If the ammonia or urea is injected into the hot flue-gas stream where the temperature is between 870 oC and 1200 oC, the reaction will occur spontaneously. This is called selective noncatalytic reduction (SNCR). At lower temperatures, the reaction is too slow, so a special metal catalyst is necessary to stimulate the reaction process. Where a catalyst is used, the process is called selective catalytic reduction (SCR).

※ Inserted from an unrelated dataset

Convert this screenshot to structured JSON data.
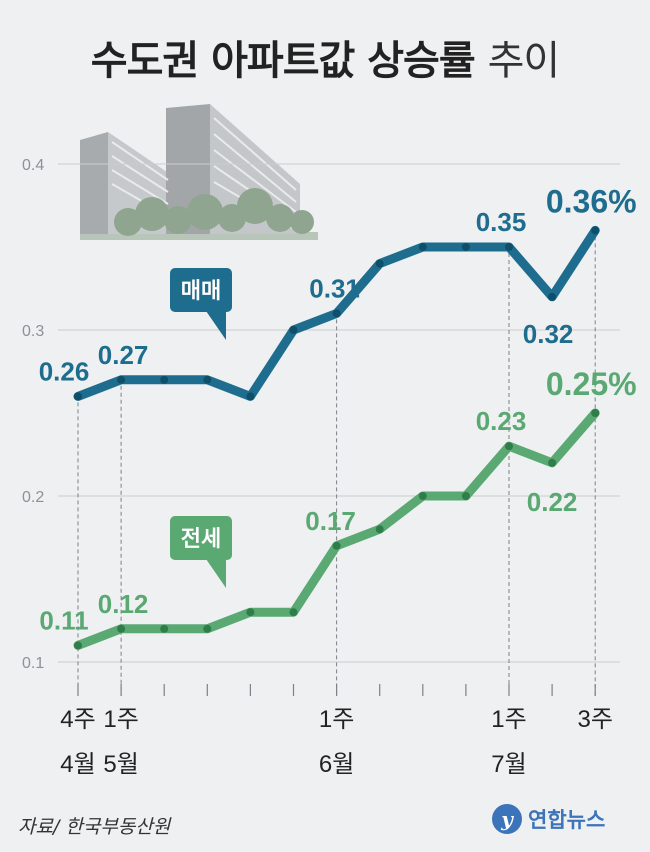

SNCR will remove between 35% and 60% of the nitrogen oxide from the flue-gas stream. However, if care is not taken it can lead to contamination of fly ash with ammonia and to ammonia slip—the release of excess ammonia into the atmosphere. Nevertheless, it has been utilized at power plants in several parts of the world.
More widely used than SNCR is SCR. SCR units are commonly found on gas turbine power stations but may also be fitted to a coal-fired power plant where low nitrogen oxide combustion strategies do not reduce the emissions levels to below the regulatory limits (Figure 3.12). Typical flue-gas temperatures in an SCR unit are 340–380 oC. The hot gases pass over a solid catalyst that is normally made from a vanadium-titanium-based material or from a zeo- lite. The system is generally capable of removing 70–90% of the nitrogen oxide emissions from a flue-gas stream. Ammonia slip, although still possible, tends to be less of a problem.
There are two major drawbacks to SCR. First, it can only be used with low sulfur coals (up to 1.5% of sulfur), and second, it is expensive. The catalyst requires changing every three to five years. In addition, sulfur in coal entering the SCR can be converted into trioxide (SO3), which becomes highly corrosive on contact with water when it forms sulfuric acid. This has to be carefully con- trolled or it can be extremely damaging both in the power plant and in the atmosphere.
It is also possible to remove nitrogen oxide using a wet scrubbing system. The reagent sprayed into the flue-gas stream in this case is a solution sodium hydroxide, although hydrogen peroxide has also been used. The reaction that takes place leads to the formation of nitrites and nitrates that must be isolated for disposal. Wet scrubbing is not normally used in power stations for nitrogen oxide removal.